2. Grammar of Graphics mindset
ggplot2 follows a “grammar of graphics” approach where:
- data provides values
- aesthetics map variables to visual properties
- geoms define how data is drawn (points, lines, bars, etc.)
- scales control how data maps to visual values
- facets create small multiples
- themes control appearance
Most plots follow a structure like:
ggplot(data, aes(x = <var>, y = <var>, color = <group>)) +
geom_<something>() +
theme_<something>() +
labs(x = "X label", y = "Y label", title = "Title")This makes plots systematic, testable, and easy to refine.
3. Factor ordering matters
For categorical variables (e.g. survey responses, building IDs, Likert scales):
- set factor levels explicitly
- never rely on default alphabetical ordering
Example:
df$response <- factor(
df$response,
levels = c("Cold", "Cool", "Neutral", "Warm", "Hot")
)This avoids confusing axis and legend orderings.
4. Themes and consistency
Visual consistency matters as much as correctness.
You should aim for:
- a consistent font family and size
- restrained use of color
- minimal distractions (no unnecessary gridlines)
- consistent sizing across figures
For now, theme_minimal() or theme_classic() are good defaults.
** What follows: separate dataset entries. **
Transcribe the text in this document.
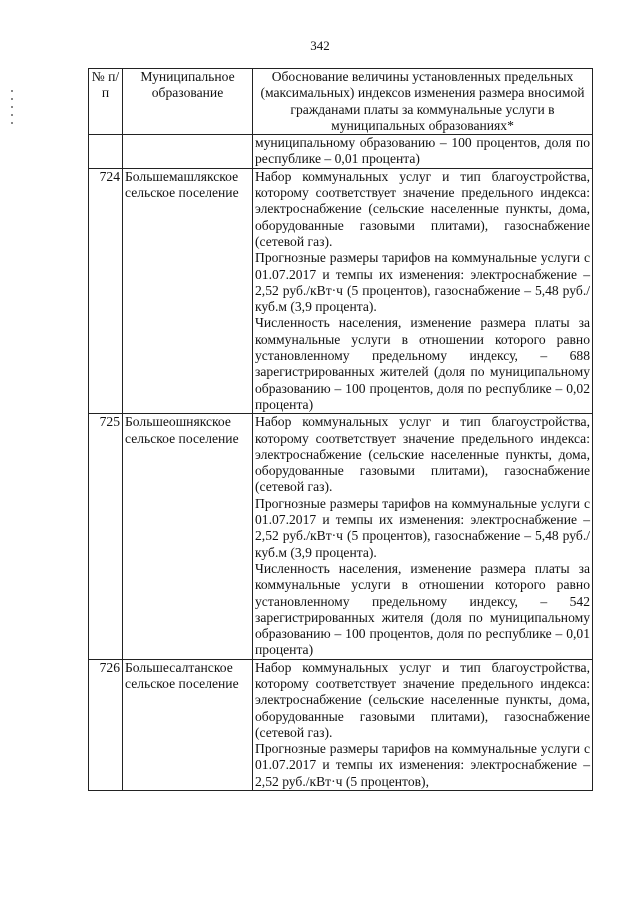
342
№ п/п	Муниципальное образование	Обоснование величины установленных предельных (максимальных) индексов изменения размера вносимой гражданами платы за коммунальные услуги в муниципальных образованиях*

		муниципальному образованию – 100 процентов, доля по республике – 0,01 процента)

724	Большемашлякское сельское поселение	Набор коммунальных услуг и тип благоустройства, которому соответствует значение предельного индекса: электроснабжение (сельские населенные пункты, дома, оборудованные газовыми плитами), газоснабжение (сетевой газ).

Прогнозные размеры тарифов на коммунальные услуги с 01.07.2017 и темпы их изменения: электроснабжение – 2,52 руб./кВт·ч (5 процентов), газоснабжение – 5,48 руб./куб.м (3,9 процента).

Численность населения, изменение размера платы за коммунальные услуги в отношении которого равно установленному предельному индексу, – 688 зарегистрированных жителей (доля по муниципальному образованию – 100 процентов, доля по республике – 0,02 процента)

725	Большеошнякское сельское поселение	Набор коммунальных услуг и тип благоустройства, которому соответствует значение предельного индекса: электроснабжение (сельские населенные пункты, дома, оборудованные газовыми плитами), газоснабжение (сетевой газ).

Прогнозные размеры тарифов на коммунальные услуги с 01.07.2017 и темпы их изменения: электроснабжение – 2,52 руб./кВт·ч (5 процентов), газоснабжение – 5,48 руб./куб.м (3,9 процента).

Численность населения, изменение размера платы за коммунальные услуги в отношении которого равно установленному предельному индексу, – 542 зарегистрированных жителя (доля по муниципальному образованию – 100 процентов, доля по республике – 0,01 процента)

726	Большесалтанское сельское поселение	Набор коммунальных услуг и тип благоустройства, которому соответствует значение предельного индекса: электроснабжение (сельские населенные пункты, дома, оборудованные газовыми плитами), газоснабжение (сетевой газ).

Прогнозные размеры тарифов на коммунальные услуги с 01.07.2017 и темпы их изменения: электроснабжение – 2,52 руб./кВт·ч (5 процентов),
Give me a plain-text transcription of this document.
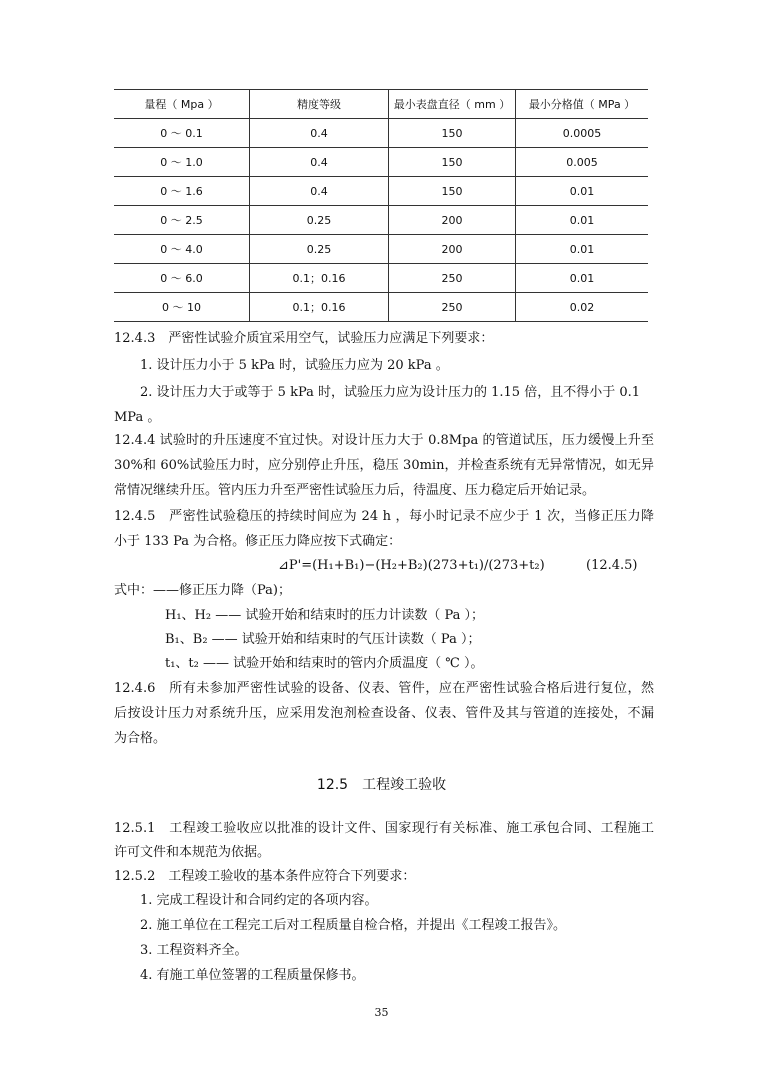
量程（ Mpa ）	精度等级	最小表盘直径（ mm ）	最小分格值（ MPa ）
0 ～ 0.1	0.4	150	0.0005
0 ～ 1.0	0.4	150	0.005
0 ～ 1.6	0.4	150	0.01
0 ～ 2.5	0.25	200	0.01
0 ～ 4.0	0.25	200	0.01
0 ～ 6.0	0.1；0.16	250	0.01
0 ～ 10	0.1；0.16	250	0.02
12.4.3　严密性试验介质宜采用空气，试验压力应满足下列要求：
1. 设计压力小于 5 kPa 时，试验压力应为 20 kPa 。
2. 设计压力大于或等于 5 kPa 时，试验压力应为设计压力的 1.15 倍，且不得小于 0.1
MPa 。
12.4.4 试验时的升压速度不宜过快。对设计压力大于 0.8Mpa 的管道试压，压力缓慢上升至
30%和 60%试验压力时，应分别停止升压，稳压 30min，并检查系统有无异常情况，如无异
常情况继续升压。管内压力升至严密性试验压力后，待温度、压力稳定后开始记录。
12.4.5　严密性试验稳压的持续时间应为 24 h ，每小时记录不应少于 1 次，当修正压力降
小于 133 Pa 为合格。修正压力降应按下式确定：
⊿P'=(H₁+B₁)−(H₂+B₂)(273+t₁)/(273+t₂)	(12.4.5)
式中：——修正压力降（Pa)；
H₁、H₂ —— 试验开始和结束时的压力计读数（ Pa ）；
B₁、B₂ —— 试验开始和结束时的气压计读数（ Pa ）；
t₁、t₂ —— 试验开始和结束时的管内介质温度（ ℃ ）。
12.4.6　所有未参加严密性试验的设备、仪表、管件，应在严密性试验合格后进行复位，然
后按设计压力对系统升压，应采用发泡剂检查设备、仪表、管件及其与管道的连接处，不漏
为合格。
12.5　工程竣工验收
12.5.1　工程竣工验收应以批准的设计文件、国家现行有关标准、施工承包合同、工程施工
许可文件和本规范为依据。
12.5.2　工程竣工验收的基本条件应符合下列要求：
1. 完成工程设计和合同约定的各项内容。
2. 施工单位在工程完工后对工程质量自检合格，并提出《工程竣工报告》。
3. 工程资料齐全。
4. 有施工单位签署的工程质量保修书。
35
Later, a custom lab theme can be added and reused everywhere.
5. Exporting figures
Export figures with explicit size and resolution:
ggsave(
"figures/example_plot.pdf",
width = 8,
height = 5,
units = "in",
dpi = 300
)Recommendations:
- use vector formats (PDF, SVG) for publications
- embed intent into filenames
- keep figures in a dedicated folder
6. Reproducibility principles
Plots should be:
- generated from code, not GUIs
- fully reproducible from raw data
- styled using functions, not copy-paste
Aim to write small helper functions such as:
- theme_lab()
- scale_color_lab()
- scale_fill_lab()
and reuse them across projects.
Where this R section is going
This space will grow to include:
- reusable plotting patterns
- helper functions
- common domain patterns
- references and recommended reading
The goal is a growing knowledge base, not just a gallery.